My God! Technology is bending to my mercurial but meticulous whims! Makers of Evernote, I owe you a baby, because telling you I owe you a beer doesn’t seem like a grand enough thank you.
So, babies. Maxim said to me yesterday that he has been wanting to have a baby lately (Internet. Do not e-mail me. We are not going to have more babies.) and that made me thoughtful about myself as a mother. I try not to contemplate myself in such a fashion, at least not too very often, because being too self-aware as a mother is to invite yourself into all kinds of agony and also probably great heaps of nervous breakdown-ing. I’m not being the slightest bit hyperbolic or tongue-in-cheek when I say that, either. You mothers know what I’m saying. I mean, be conscientious as shit, Moms, be present as all-fuck but don’t be too exploratory because your kids need you to make oatmeal and sign permission slips, and those things are hella hard to do when your cheese has up and taken a slide off of your cracker.
My own mother is going through something of a hard time, and I’m trying to be her cheerleader. My constant thoughts of her plus Maxim’s admission of baby longing made me think about what we are when we mother.
This song has been chasing me around for months now,
and it is wrecking me, wrecking me, wrecking me. Mary stays behind and cleans up the place.
I am about to mother my father into the grave; I can tell because he is making peace with things that I thought he’d outrun or abandoned. He refuses to make plans. He tells me freely of the things that he has staunchly decided not to worry himself with any longer. He smiles while he tells me all these things, earnest. Still, he is afraid.

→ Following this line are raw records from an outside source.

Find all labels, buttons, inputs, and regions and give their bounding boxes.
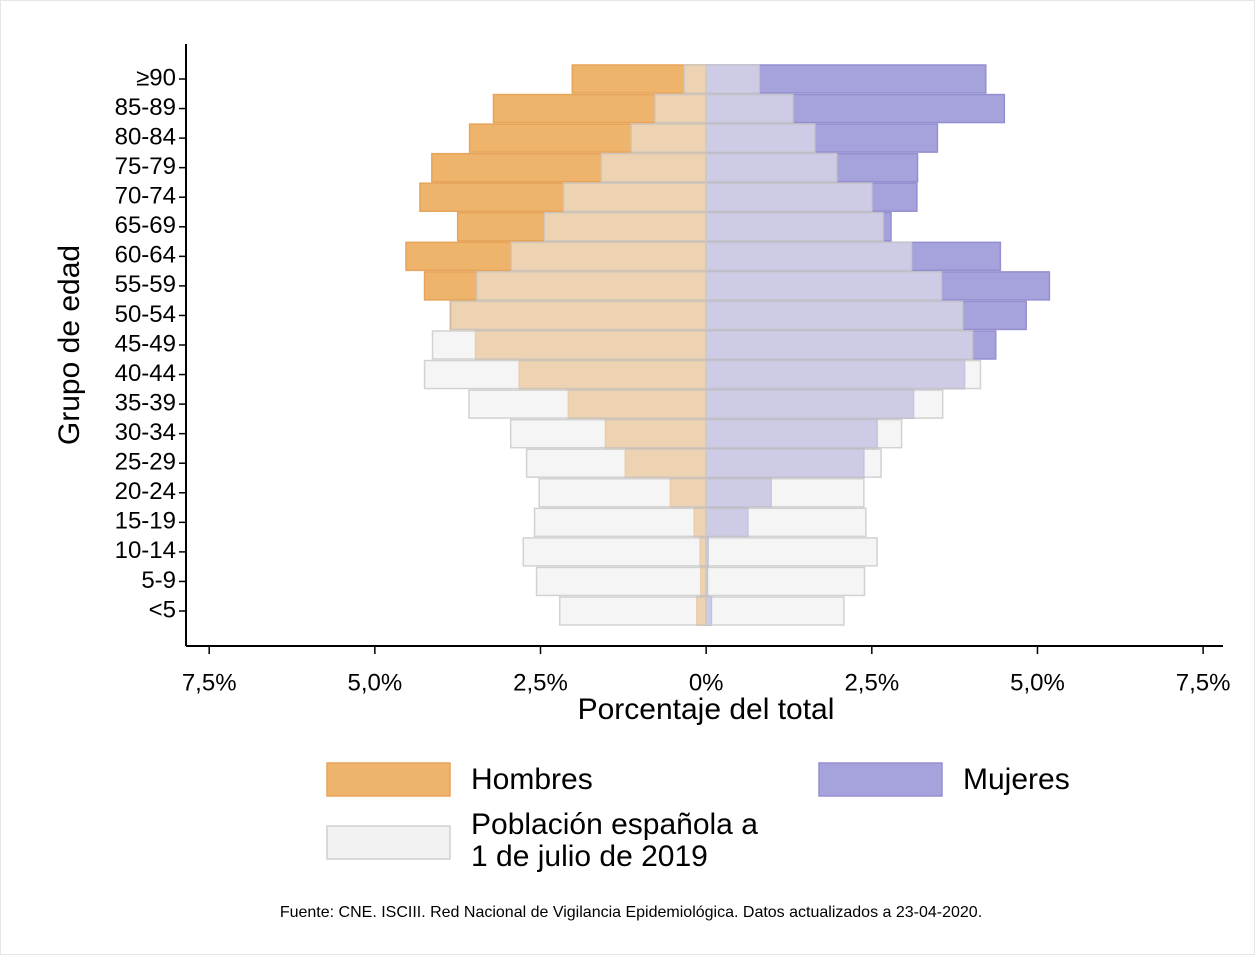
source-note: Fuente: CNE. ISCIII. Red Nacional de Vig… xyxy=(280,904,982,921)
x-axis-label: Porcentaje del total xyxy=(578,693,835,726)
bar xyxy=(705,212,884,242)
legend-label: Población española a 1 de julio de 2019 xyxy=(471,809,758,873)
legend-label: Hombres xyxy=(471,763,593,796)
y-tick-label: 70-74 xyxy=(115,183,176,210)
x-tick-label: 0% xyxy=(689,669,724,696)
y-tick-label: 35-39 xyxy=(115,389,176,416)
bar xyxy=(705,389,944,419)
bar xyxy=(705,448,882,478)
bar xyxy=(654,93,707,124)
bar xyxy=(705,418,903,449)
y-tick-label: 55-59 xyxy=(115,271,176,298)
legend-swatch xyxy=(818,762,943,797)
y-axis-label: Grupo de edad xyxy=(53,245,86,445)
y-tick-label: 25-29 xyxy=(115,449,176,476)
bar xyxy=(468,389,707,419)
y-tick-label: 40-44 xyxy=(115,360,176,387)
legend-swatch xyxy=(326,825,451,860)
bar xyxy=(705,507,867,538)
bar xyxy=(423,359,707,390)
bar xyxy=(683,64,707,94)
bar xyxy=(510,241,707,272)
y-tick-label: <5 xyxy=(149,596,176,623)
bar xyxy=(562,182,707,212)
y-tick-label: 45-49 xyxy=(115,330,176,357)
y-tick-label: 20-24 xyxy=(115,478,176,505)
y-tick-label: 15-19 xyxy=(115,508,176,535)
bar xyxy=(535,566,707,597)
bar xyxy=(630,123,707,153)
bar xyxy=(705,330,974,360)
bar xyxy=(705,478,865,508)
y-tick-label: 80-84 xyxy=(115,123,176,150)
x-tick-label: 7,5% xyxy=(1176,669,1231,696)
x-tick-label: 2,5% xyxy=(844,669,899,696)
bar xyxy=(705,93,794,124)
legend-label: Mujeres xyxy=(963,763,1070,796)
bar xyxy=(522,537,707,567)
y-tick-label: 10-14 xyxy=(115,537,176,564)
bar xyxy=(509,418,707,449)
bar xyxy=(705,566,866,597)
bar xyxy=(705,123,816,153)
x-tick-label: 5,0% xyxy=(1010,669,1065,696)
bar xyxy=(538,478,707,508)
bar xyxy=(543,212,707,242)
bar xyxy=(705,359,982,390)
y-tick-label: 85-89 xyxy=(115,94,176,121)
bar xyxy=(525,448,707,478)
bar xyxy=(431,330,707,360)
y-tick-label: 5-9 xyxy=(141,567,176,594)
y-tick-label: 30-34 xyxy=(115,419,176,446)
legend-swatch xyxy=(326,762,451,797)
bar xyxy=(600,152,707,183)
bar xyxy=(705,596,845,626)
x-tick-label: 5,0% xyxy=(347,669,402,696)
bar xyxy=(533,507,707,538)
bar xyxy=(705,182,873,212)
bar xyxy=(705,64,760,94)
bar xyxy=(476,271,707,301)
bar xyxy=(705,271,943,301)
bar xyxy=(450,300,707,331)
x-tick-label: 7,5% xyxy=(182,669,237,696)
bar xyxy=(705,537,878,567)
bar xyxy=(558,596,707,626)
x-tick-label: 2,5% xyxy=(513,669,568,696)
y-tick-label: 75-79 xyxy=(115,153,176,180)
y-tick-label: ≥90 xyxy=(136,64,176,91)
y-tick-label: 65-69 xyxy=(115,212,176,239)
bar xyxy=(705,300,964,331)
bar xyxy=(705,241,913,272)
bar xyxy=(705,152,838,183)
y-tick-label: 50-54 xyxy=(115,301,176,328)
y-tick-label: 60-64 xyxy=(115,242,176,269)
legend-label-box: Población española a 1 de julio de 2019 xyxy=(471,809,758,873)
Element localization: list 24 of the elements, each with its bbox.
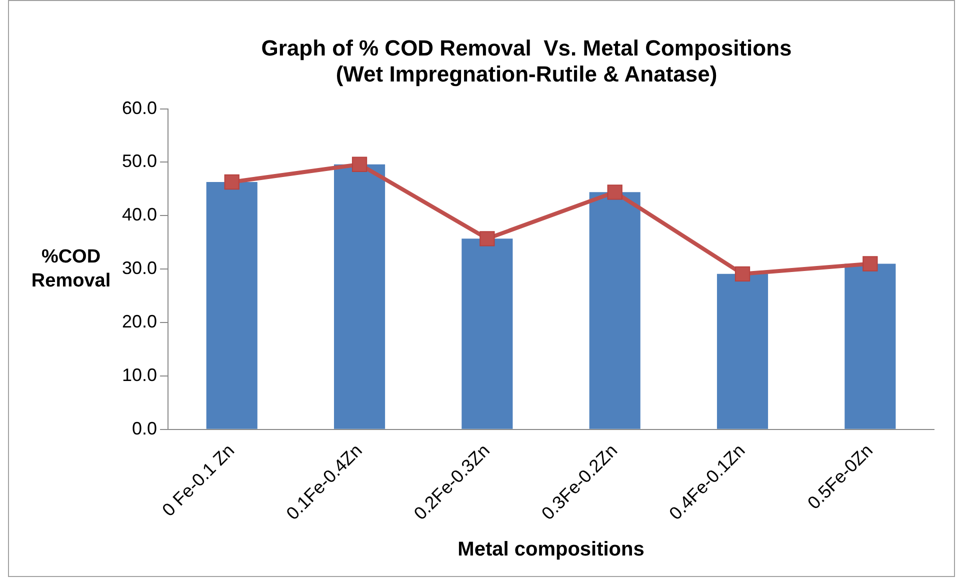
y-tick-label: 20.0: [122, 312, 158, 332]
y-tick-label: 30.0: [122, 258, 158, 278]
bar: [334, 164, 386, 429]
y-tick-label: 40.0: [122, 204, 158, 225]
bar: [844, 264, 896, 429]
y-tick-label: 60.0: [122, 98, 158, 118]
bar: [206, 182, 258, 429]
y-tick-label: 50.0: [122, 151, 158, 172]
y-tick-label: 0.0: [132, 418, 158, 438]
x-axis-title: Metal compositions: [458, 538, 644, 561]
point: [352, 156, 368, 172]
text: (Wet Impregnation-Rutile & Anatase): [336, 62, 718, 87]
point: [734, 266, 750, 282]
text: %COD: [41, 246, 101, 268]
y-tick-label: 10.0: [122, 364, 158, 385]
bar: [716, 274, 768, 429]
point: [224, 174, 240, 190]
point: [607, 184, 622, 200]
bar: [589, 192, 640, 429]
text: Removal: [31, 270, 111, 292]
point: [862, 256, 878, 272]
bar: [462, 238, 513, 429]
text: Graph of % COD Removal Vs. Metal Compositions: [261, 35, 792, 60]
point: [480, 231, 495, 246]
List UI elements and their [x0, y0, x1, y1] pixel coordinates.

I am about to be the mother of someone who is halfway around the world being a man but who is still –somewhere in time– floating under my ribs as I coo to him, promising him future and love and arms that will always embrace him. I’ll will my ribcage around him when men who don’t consider my oh-so-painful love for him have their rifles and their hatred trained at him. I will rock and snot all over myself deep into many sleepless nights while I wish a vacuum around him where bullets are not even a thing, much less a danger to my boy’s heart, the one I carried in my own before it even had fancy trappings like chambers or valves or beats.
Today, unfathomably and up out of nowhere, I am a human being in a vast amount of pain and in need of mothering myself.

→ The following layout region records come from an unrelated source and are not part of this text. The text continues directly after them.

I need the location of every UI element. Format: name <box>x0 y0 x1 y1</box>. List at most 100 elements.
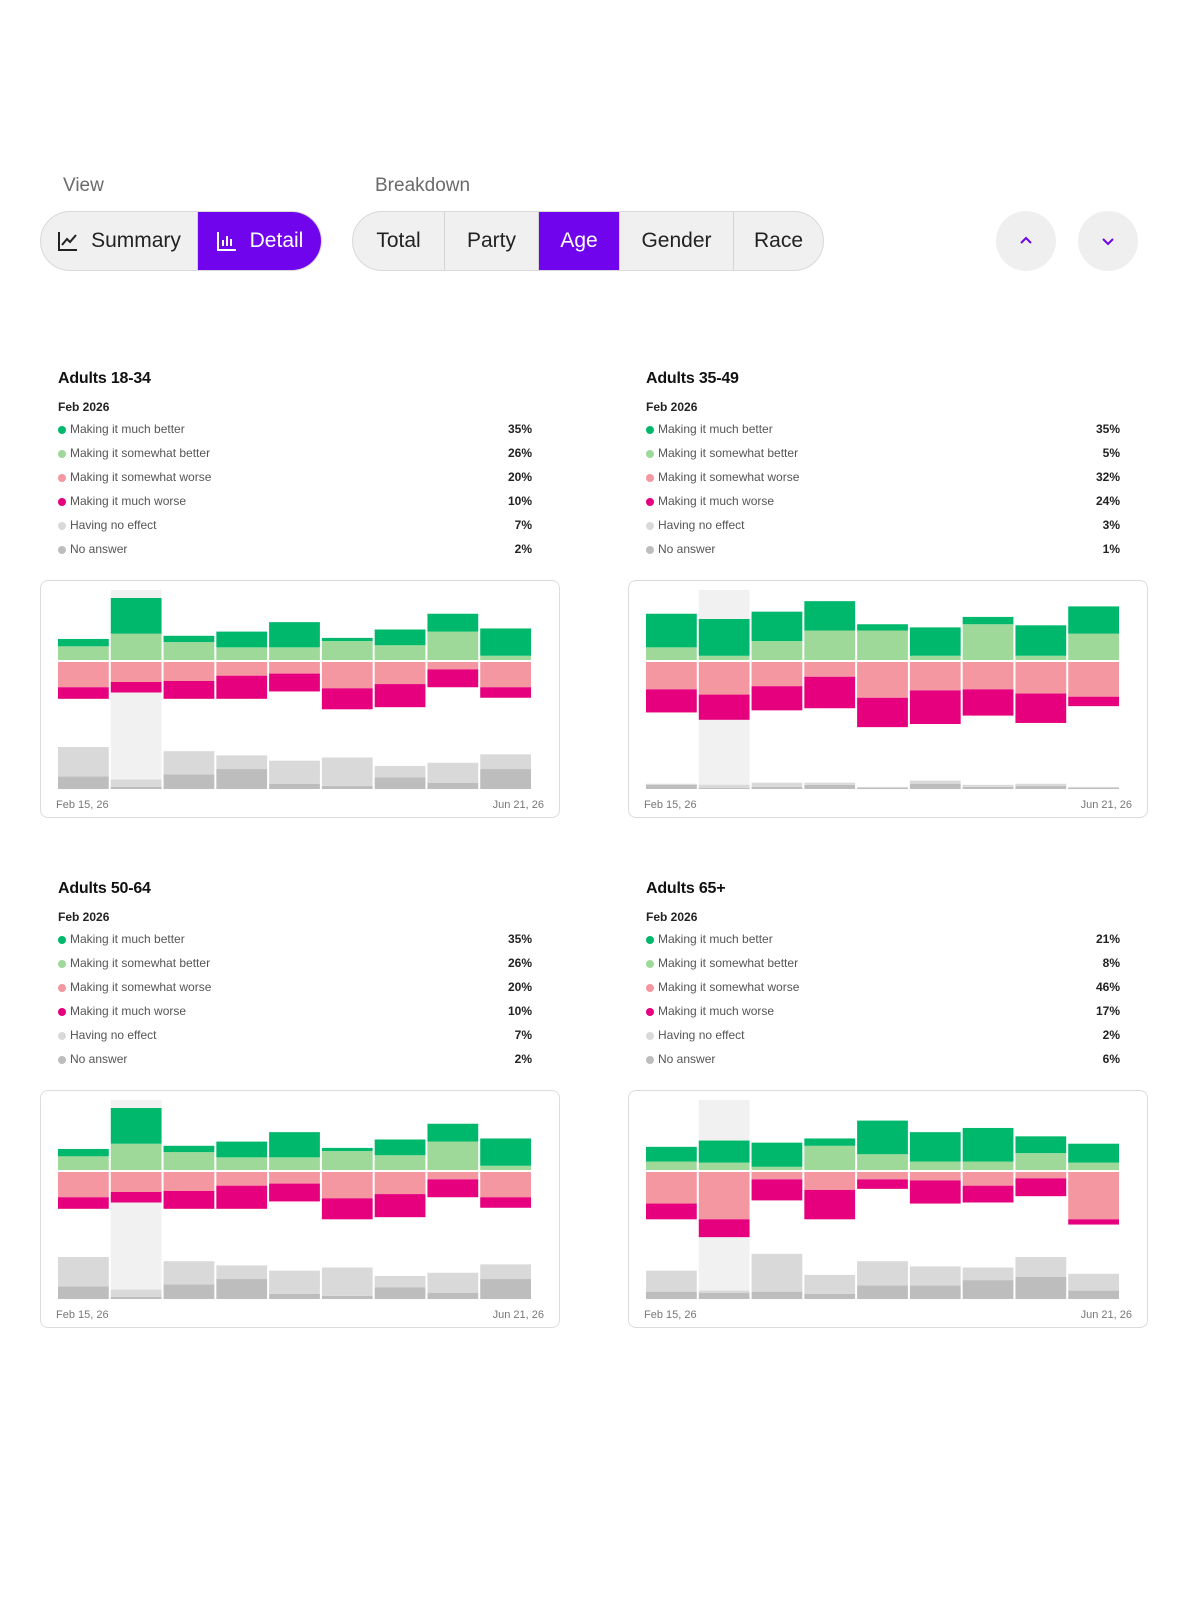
scroll-down-button[interactable] <box>1078 211 1138 271</box>
legend-value: 35% <box>507 932 532 946</box>
scroll-up-button[interactable] <box>996 211 1056 271</box>
panel-2: Adults 35-49 Feb 2026 Making it much bette… <box>628 370 1148 840</box>
legend-value: 24% <box>1095 494 1120 508</box>
bar-no-answer-8 <box>1015 785 1067 789</box>
tab-age[interactable]: Age <box>539 212 620 270</box>
bar-somewhat-worse-8 <box>1015 661 1067 694</box>
bar-much-worse-2 <box>698 694 750 720</box>
legend-dot-somewhat-better <box>646 450 654 458</box>
legend-row-somewhat-worse: Making it somewhat worse 46% <box>646 976 1120 1000</box>
legend-row-much-better: Making it much better 35% <box>646 418 1120 442</box>
bar-much-worse-4 <box>216 1185 268 1209</box>
bar-much-better-9 <box>480 1138 531 1166</box>
bar-no-effect-5 <box>269 760 320 784</box>
bar-much-better-5 <box>269 622 320 648</box>
bar-somewhat-better-6 <box>909 1161 961 1171</box>
legend-label: Making it somewhat worse <box>70 980 212 994</box>
bar-no-effect-7 <box>374 1275 426 1288</box>
legend-label: Making it somewhat better <box>658 956 799 970</box>
bar-somewhat-better-4 <box>804 630 856 661</box>
bar-no-answer-1 <box>646 784 697 789</box>
bar-no-answer-9 <box>1068 1290 1119 1299</box>
bar-much-worse-4 <box>216 675 268 699</box>
x-axis-end-label: Jun 21, 26 <box>1080 799 1132 811</box>
panel-4: Adults 65+ Feb 2026 Making it much better 2… <box>628 880 1148 1350</box>
bar-somewhat-better-4 <box>804 1145 856 1171</box>
bar-much-worse-2 <box>698 1219 750 1238</box>
legend-value: 3% <box>1102 518 1120 532</box>
summary-button[interactable]: Summary <box>41 212 198 270</box>
panel-1: Adults 18-34 Feb 2026 Making it much bette… <box>40 370 560 840</box>
bar-much-better-4 <box>804 601 856 631</box>
legend-label: Making it somewhat better <box>70 956 211 970</box>
bar-no-answer-5 <box>857 1285 908 1299</box>
line-chart-icon <box>57 230 79 252</box>
legend-value: 2% <box>1102 1028 1120 1042</box>
bar-somewhat-better-7 <box>962 1161 1014 1171</box>
legend-dot-no-effect <box>646 1032 654 1040</box>
bar-no-answer-3 <box>163 1284 215 1299</box>
bar-no-answer-3 <box>163 774 215 789</box>
bar-no-effect-2 <box>698 1290 750 1293</box>
bar-much-worse-8 <box>427 669 479 688</box>
legend-label: Having no effect <box>70 518 157 532</box>
bar-no-effect-8 <box>427 1272 479 1293</box>
legend-label: Making it much worse <box>70 494 187 508</box>
bar-much-worse-2 <box>110 682 162 693</box>
legend-dot-no-answer <box>646 546 654 554</box>
legend-row-no-answer: No answer 2% <box>58 1048 532 1072</box>
bar-much-worse-5 <box>269 673 320 692</box>
bar-much-worse-9 <box>480 687 531 698</box>
bar-somewhat-better-1 <box>646 1161 697 1171</box>
bar-much-worse-7 <box>962 1185 1014 1203</box>
tab-gender[interactable]: Gender <box>620 212 734 270</box>
bar-much-worse-8 <box>427 1179 479 1198</box>
bar-somewhat-better-4 <box>216 647 268 661</box>
bar-no-effect-3 <box>751 782 803 787</box>
tab-total[interactable]: Total <box>353 212 445 270</box>
legend-dot-no-effect <box>58 522 66 530</box>
legend-dot-much-worse <box>58 1008 66 1016</box>
bar-somewhat-better-1 <box>58 646 109 661</box>
bar-no-answer-7 <box>374 777 426 789</box>
bar-somewhat-worse-4 <box>216 1171 268 1186</box>
bar-no-answer-8 <box>427 1292 479 1299</box>
panel-3: Adults 50-64 Feb 2026 Making it much bette… <box>40 880 560 1350</box>
chevron-down-icon <box>1102 238 1114 246</box>
tab-race[interactable]: Race <box>753 229 804 252</box>
legend-label: Having no effect <box>70 1028 157 1042</box>
legend-value: 35% <box>1095 422 1120 436</box>
bar-somewhat-better-2 <box>110 633 162 661</box>
bar-much-worse-7 <box>374 684 426 708</box>
detail-button[interactable]: Detail <box>198 212 321 270</box>
legend-label: Making it much better <box>658 422 773 436</box>
bar-much-better-1 <box>646 613 697 648</box>
legend-label: No answer <box>658 1052 716 1066</box>
bar-somewhat-better-2 <box>110 1143 162 1171</box>
bar-no-answer-2 <box>110 786 162 789</box>
bar-no-effect-6 <box>909 780 961 784</box>
bar-no-answer-5 <box>857 787 908 789</box>
bar-somewhat-worse-6 <box>321 1171 373 1199</box>
bar-much-better-5 <box>857 1120 908 1155</box>
legend-value: 21% <box>1095 932 1120 946</box>
bar-somewhat-better-5 <box>857 630 908 661</box>
legend-dot-much-better <box>646 426 654 434</box>
bar-no-answer-3 <box>751 1291 803 1299</box>
bar-much-worse-5 <box>857 697 908 728</box>
bar-no-effect-4 <box>804 1274 856 1294</box>
legend-dot-somewhat-better <box>646 960 654 968</box>
legend-label: Having no effect <box>658 518 745 532</box>
bar-no-answer-6 <box>909 783 961 789</box>
bar-much-worse-3 <box>751 686 803 711</box>
bar-somewhat-better-8 <box>427 1141 479 1171</box>
legend-value: 1% <box>1102 542 1120 556</box>
panel-date: Feb 2026 <box>646 910 698 924</box>
bar-much-worse-8 <box>1015 693 1067 723</box>
bar-no-effect-8 <box>1015 1257 1067 1277</box>
bar-no-effect-2 <box>110 779 162 787</box>
tab-party[interactable]: Party <box>445 212 539 270</box>
legend: Making it much better 21% Making it somewh… <box>646 928 1120 1072</box>
bar-no-effect-9 <box>480 754 531 770</box>
bar-much-worse-1 <box>58 687 109 699</box>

Tomorrow I may have a taste for lemonade and the mouth that comes away from the glass might be smiling, smiling, inviting you in, “Hello! I’ve missed you. Please come sit by me. Can I offer you some refreshment? Some peace? Some understanding or commiseration?
“I’m so glad you’re back. I miss you when you are away.” Tomorrow I may be mothering you.
Tell me something about you as a mom. It has to be private and it has to be liberating. I won’t judge you, and I will tear a strip off of anyone who tries to. Momming is hard, man. All we come equipped to do it with are these puny arms and these ache-prone innards, and that makes me proud of us for showing up, even.
If you’re not a mom in the technical sense, I want you in the fray, too. Tell me about your mother. When we take time to ponder them, they engender SUCH a profundity of emotion in us. Today I am sitting in that emotion and it’s surrounding me on all sides. It’s terrible. It’s transformative. The latter makes the former bearable.